Below are three poems from Sarah Law’s new pamphlet My Converted Father, recently published by Broken Sleep Books.
Hobbies
I’ve had my enthusiasms, admits my converted father. Your mother was never very encouraging. I know, I say. It was fishing for a while. You had rods, lines, and tins of wriggling bait. Then radio amateurs. Visits to France. Life’s made of discovery and voyages, says my father. After you died we discovered brand new shoes in your dark green case; a twenty-pound note tucked into its pocket.

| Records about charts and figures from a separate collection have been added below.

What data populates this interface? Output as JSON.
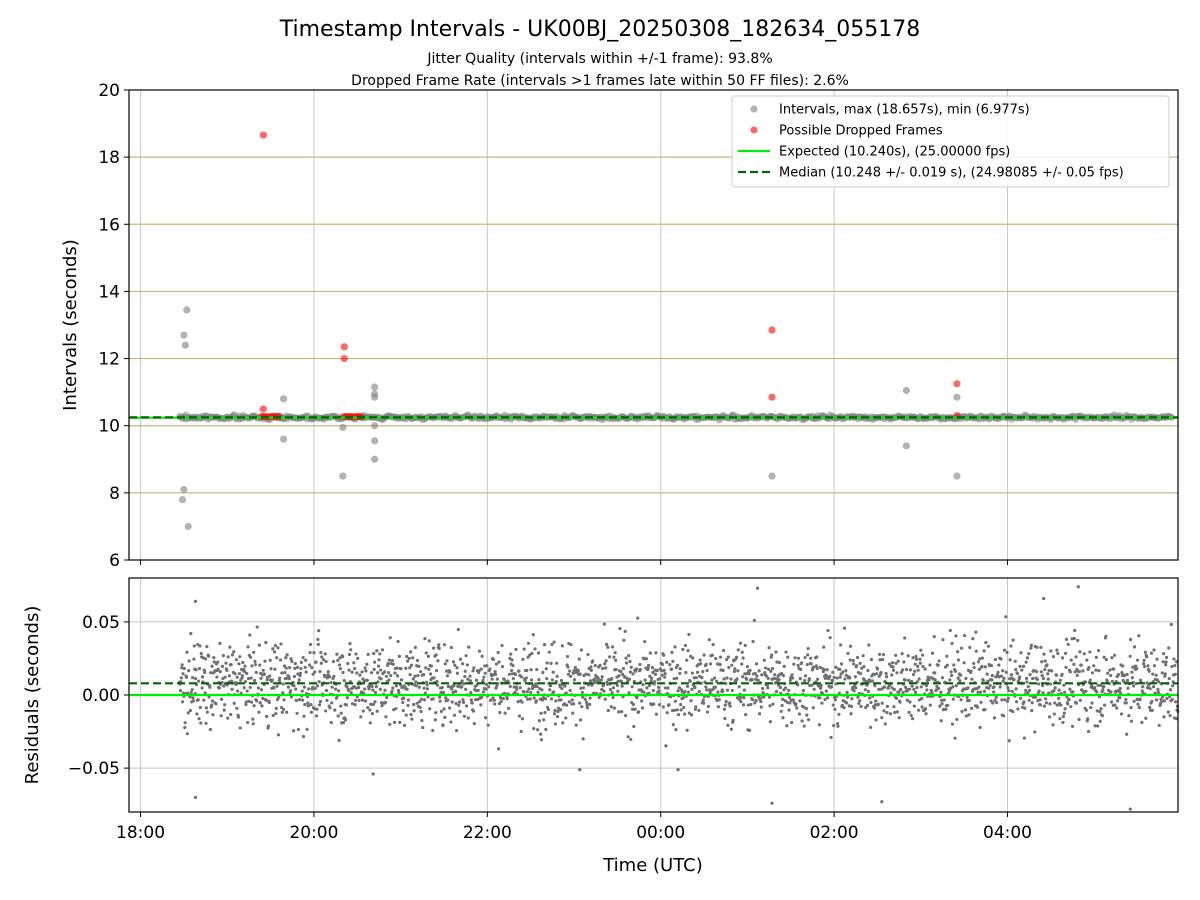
{
  "title": "Timestamp Intervals - UK00BJ_20250308_182634_055178",
  "subtitle1": "Jitter Quality (intervals within +/-1 frame): 93.8%",
  "subtitle2": "Dropped Frame Rate (intervals >1 frames late within 50 FF files): 2.6%",
  "xlabel": "Time (UTC)",
  "colors": {
    "intervals": "#808080",
    "dropped": "#ff0000",
    "expected": "#00ee00",
    "median": "#006400",
    "hline": "#c8b878",
    "grid": "#c8c8c8"
  },
  "chart_data": [
    {
      "type": "scatter",
      "ylabel": "Intervals (seconds)",
      "ylim": [
        6,
        20
      ],
      "yticks": [
        "6",
        "8",
        "10",
        "12",
        "14",
        "16",
        "18",
        "20"
      ],
      "grid": true,
      "legend_position": "top-right",
      "legend": [
        "Intervals, max (18.657s), min (6.977s)",
        "Possible Dropped Frames",
        "Expected (10.240s), (25.00000 fps)",
        "Median (10.248 +/- 0.019 s), (24.98085 +/- 0.05 fps)"
      ],
      "expected": 10.24,
      "median": 10.248,
      "series": [
        {
          "name": "Intervals",
          "band": {
            "x_start": "18:27",
            "x_end": "05:54",
            "y_center": 10.248,
            "y_spread": 0.04
          },
          "outliers": [
            {
              "x": "18:30",
              "y": 12.7
            },
            {
              "x": "18:31",
              "y": 12.4
            },
            {
              "x": "18:32",
              "y": 13.45
            },
            {
              "x": "18:30",
              "y": 8.1
            },
            {
              "x": "18:29",
              "y": 7.8
            },
            {
              "x": "18:33",
              "y": 7.0
            },
            {
              "x": "19:39",
              "y": 10.8
            },
            {
              "x": "19:39",
              "y": 9.6
            },
            {
              "x": "20:20",
              "y": 9.95
            },
            {
              "x": "20:20",
              "y": 8.5
            },
            {
              "x": "20:42",
              "y": 11.15
            },
            {
              "x": "20:42",
              "y": 10.95
            },
            {
              "x": "20:42",
              "y": 10.85
            },
            {
              "x": "20:42",
              "y": 10.0
            },
            {
              "x": "20:42",
              "y": 9.55
            },
            {
              "x": "20:42",
              "y": 9.0
            },
            {
              "x": "01:17",
              "y": 8.5
            },
            {
              "x": "02:50",
              "y": 11.05
            },
            {
              "x": "02:50",
              "y": 9.4
            },
            {
              "x": "03:25",
              "y": 10.85
            },
            {
              "x": "03:25",
              "y": 8.5
            }
          ]
        },
        {
          "name": "Possible Dropped Frames",
          "points": [
            {
              "x": "19:25",
              "y": 18.657
            },
            {
              "x": "19:25",
              "y": 10.5
            },
            {
              "x": "19:24",
              "y": 10.27
            },
            {
              "x": "19:26",
              "y": 10.27
            },
            {
              "x": "19:28",
              "y": 10.27
            },
            {
              "x": "19:30",
              "y": 10.27
            },
            {
              "x": "19:32",
              "y": 10.27
            },
            {
              "x": "19:34",
              "y": 10.27
            },
            {
              "x": "19:36",
              "y": 10.27
            },
            {
              "x": "20:21",
              "y": 12.35
            },
            {
              "x": "20:21",
              "y": 12.0
            },
            {
              "x": "20:21",
              "y": 10.27
            },
            {
              "x": "20:23",
              "y": 10.27
            },
            {
              "x": "20:25",
              "y": 10.27
            },
            {
              "x": "20:27",
              "y": 10.27
            },
            {
              "x": "20:29",
              "y": 10.27
            },
            {
              "x": "20:31",
              "y": 10.27
            },
            {
              "x": "20:33",
              "y": 10.27
            },
            {
              "x": "01:17",
              "y": 12.85
            },
            {
              "x": "01:17",
              "y": 10.85
            },
            {
              "x": "03:25",
              "y": 11.25
            },
            {
              "x": "03:25",
              "y": 10.3
            }
          ]
        }
      ]
    },
    {
      "type": "scatter",
      "ylabel": "Residuals (seconds)",
      "ylim": [
        -0.08,
        0.08
      ],
      "yticks": [
        "−0.05",
        "0.00",
        "0.05"
      ],
      "xticks": [
        "18:00",
        "20:00",
        "22:00",
        "00:00",
        "02:00",
        "04:00"
      ],
      "xlim": [
        "17:52",
        "05:58"
      ],
      "grid": true,
      "expected": 0.0,
      "median": 0.008,
      "series": [
        {
          "name": "Residuals",
          "band": {
            "x_start": "18:27",
            "x_end": "05:58",
            "y_center": 0.008,
            "y_spread": 0.02
          },
          "outliers": [
            {
              "x": "18:38",
              "y": -0.07
            },
            {
              "x": "20:41",
              "y": -0.054
            },
            {
              "x": "23:04",
              "y": -0.051
            },
            {
              "x": "00:12",
              "y": -0.051
            },
            {
              "x": "01:17",
              "y": -0.074
            },
            {
              "x": "02:33",
              "y": -0.073
            },
            {
              "x": "05:25",
              "y": -0.078
            },
            {
              "x": "01:07",
              "y": 0.073
            },
            {
              "x": "04:49",
              "y": 0.074
            },
            {
              "x": "04:25",
              "y": 0.066
            },
            {
              "x": "18:38",
              "y": 0.064
            }
          ]
        }
      ]
    }
  ]
}
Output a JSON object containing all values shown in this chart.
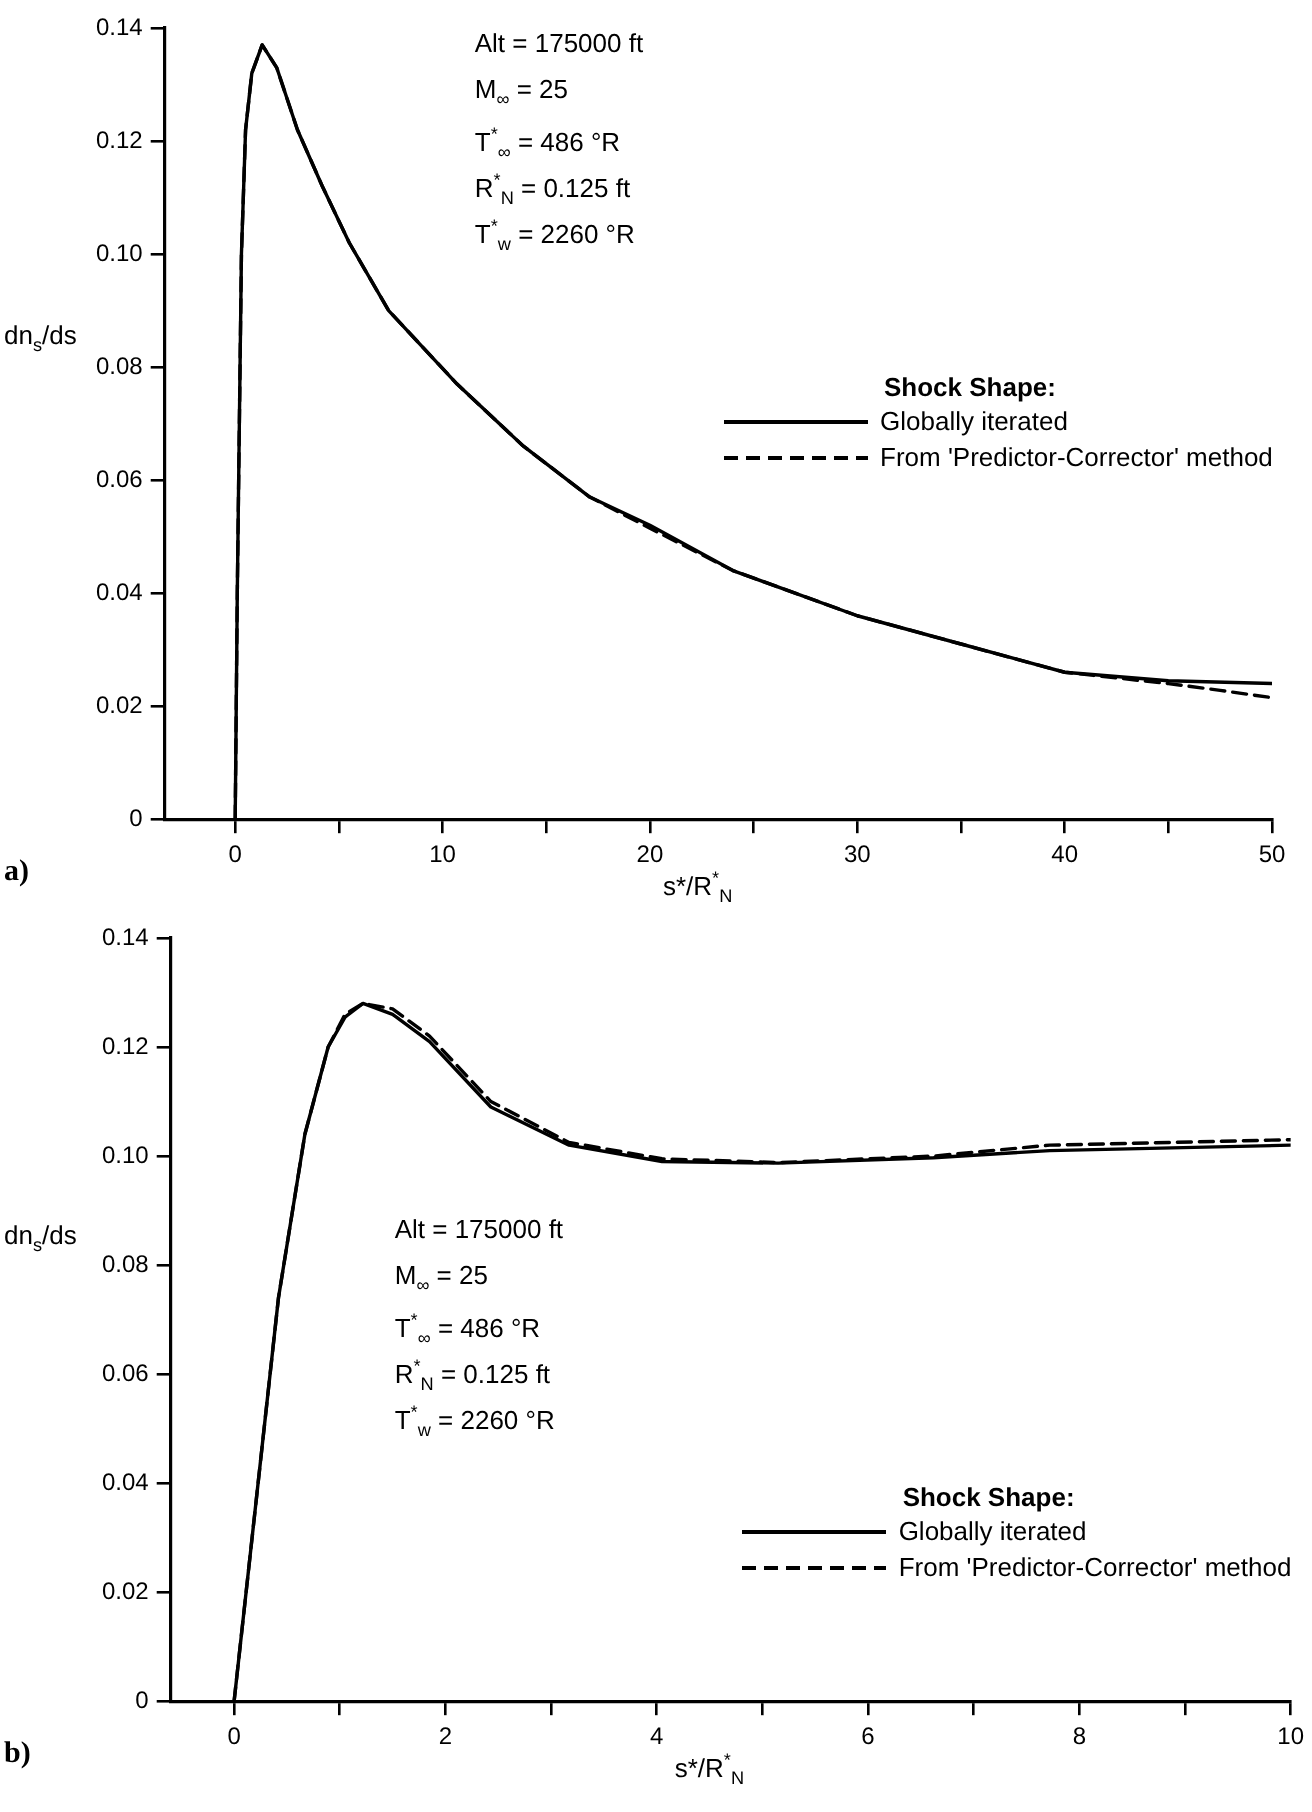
{
  "chart_data": [
    {
      "type": "line",
      "title": "a)",
      "xlabel": "s*/R$^{*}$$_{N}$",
      "ylabel": "dn$_{s}$/ds",
      "legend_title": "Shock Shape:",
      "annotations": [
        "Alt = 175000 ft",
        "M$_{∞}$ = 25",
        "T$^{*}$$_{∞}$ = 486 °R",
        "R$^{*}$$_{N}$ = 0.125 ft",
        "T$^{*}$$_{w}$ = 2260 °R"
      ],
      "xlim": [
        -3.4,
        50
      ],
      "xticks": [
        0,
        {
          "value": 5,
          "label": null
        },
        10,
        {
          "value": 15,
          "label": null
        },
        20,
        {
          "value": 25,
          "label": null
        },
        30,
        {
          "value": 35,
          "label": null
        },
        40,
        {
          "value": 45,
          "label": null
        },
        50
      ],
      "ylim": [
        0,
        0.14
      ],
      "yticks": [
        0,
        0.02,
        0.04,
        0.06,
        0.08,
        {
          "value": 0.1,
          "label": "0.10"
        },
        0.12,
        0.14
      ],
      "grid": false,
      "legend": "right",
      "marker": "none",
      "series": [
        {
          "name": "Globally iterated",
          "color": "#000000",
          "line_style": "solid",
          "x": [
            0,
            0.1,
            0.3,
            0.5,
            0.8,
            1.3,
            2,
            3,
            4.2,
            5.5,
            7.4,
            10.7,
            13.9,
            17.1,
            20,
            24,
            30,
            35,
            40,
            45,
            50
          ],
          "values": [
            0,
            0.04,
            0.1,
            0.122,
            0.132,
            0.137,
            0.133,
            0.122,
            0.112,
            0.102,
            0.09,
            0.077,
            0.066,
            0.057,
            0.052,
            0.044,
            0.036,
            0.031,
            0.026,
            0.0245,
            0.024
          ]
        },
        {
          "name": "From 'Predictor-Corrector' method",
          "color": "#000000",
          "line_style": "dashed",
          "x": [
            0,
            0.1,
            0.3,
            0.5,
            0.8,
            1.3,
            2,
            3,
            4.2,
            5.5,
            7.4,
            10.7,
            13.9,
            17.1,
            20,
            24,
            30,
            35,
            40,
            45,
            47.5,
            50
          ],
          "values": [
            0,
            0.04,
            0.1,
            0.122,
            0.132,
            0.137,
            0.133,
            0.122,
            0.112,
            0.102,
            0.09,
            0.077,
            0.066,
            0.057,
            0.0515,
            0.044,
            0.036,
            0.031,
            0.026,
            0.024,
            0.0228,
            0.0215
          ]
        }
      ]
    },
    {
      "type": "line",
      "title": "b)",
      "xlabel": "s*/R$^{*}$$_{N}$",
      "ylabel": "dn$_{s}$/ds",
      "legend_title": "Shock Shape:",
      "annotations": [
        "Alt = 175000 ft",
        "M$_{∞}$ = 25",
        "T$^{*}$$_{∞}$ = 486 °R",
        "R$^{*}$$_{N}$ = 0.125 ft",
        "T$^{*}$$_{w}$ = 2260 °R"
      ],
      "xlim": [
        -0.6,
        10
      ],
      "xticks": [
        0,
        {
          "value": 1,
          "label": null
        },
        2,
        {
          "value": 3,
          "label": null
        },
        4,
        {
          "value": 5,
          "label": null
        },
        6,
        {
          "value": 7,
          "label": null
        },
        8,
        {
          "value": 9,
          "label": null
        },
        10
      ],
      "ylim": [
        0,
        0.14
      ],
      "yticks": [
        0,
        0.02,
        0.04,
        0.06,
        0.08,
        {
          "value": 0.1,
          "label": "0.10"
        },
        0.12,
        0.14
      ],
      "grid": false,
      "legend": "bottom right",
      "marker": "none",
      "series": [
        {
          "name": "Globally iterated",
          "color": "#000000",
          "line_style": "solid",
          "x": [
            0,
            0.42,
            0.67,
            0.89,
            1.05,
            1.22,
            1.5,
            1.85,
            2.43,
            3.17,
            4.05,
            5.15,
            6.62,
            7.72,
            10
          ],
          "values": [
            0,
            0.074,
            0.104,
            0.12,
            0.1255,
            0.128,
            0.126,
            0.121,
            0.109,
            0.102,
            0.099,
            0.0987,
            0.0997,
            0.101,
            0.102
          ]
        },
        {
          "name": "From 'Predictor-Corrector' method",
          "color": "#000000",
          "line_style": "dashed",
          "x": [
            0,
            0.42,
            0.67,
            0.89,
            1.05,
            1.22,
            1.5,
            1.85,
            2.43,
            3.17,
            4.05,
            5.15,
            6.62,
            7.72,
            10
          ],
          "values": [
            0,
            0.074,
            0.104,
            0.12,
            0.126,
            0.128,
            0.127,
            0.122,
            0.11,
            0.1025,
            0.0995,
            0.0988,
            0.1,
            0.102,
            0.103
          ]
        }
      ]
    }
  ]
}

I was readier to go than I knew, he muses. I hope you spent it well? A bottle of Jameson’s, for after the funeral. A gift to you, then; keep the thought, the change.
Names
Towards the end, we sorted through your books, in the quiet of the bedroom with its pool-blue walls. I touched the spine of each; you considered your bequest. Yes, I remember, says my father. I asked you to send the qi gong ones to Frances. She didn’t need converting. You shared the root of a name, I observe. The middle way, he answers. If you had been a boy, I would have called you Patrick. Old-school, Celtic, ready to bless. As it was, I had your mother’s name, I say. A princess, a gypsy, a wife: she never knew me, but perhaps she wondered.
Skye
When you were in the hospice, I had the strangest dream: you had a son we never knew about, and he had come to see you - a short man in his forties with a sparse black beard. I know nothing about it, says my father. I was sleeping at the time. Yes, I say. These liminal states are difficult to map. We guide ourselves like bats; unseeing, flit-prone, reversed. You know, on your last day I woke at dawn, with a lilt in my mind. It was time to go home, says my converted father; over the seas to Skye.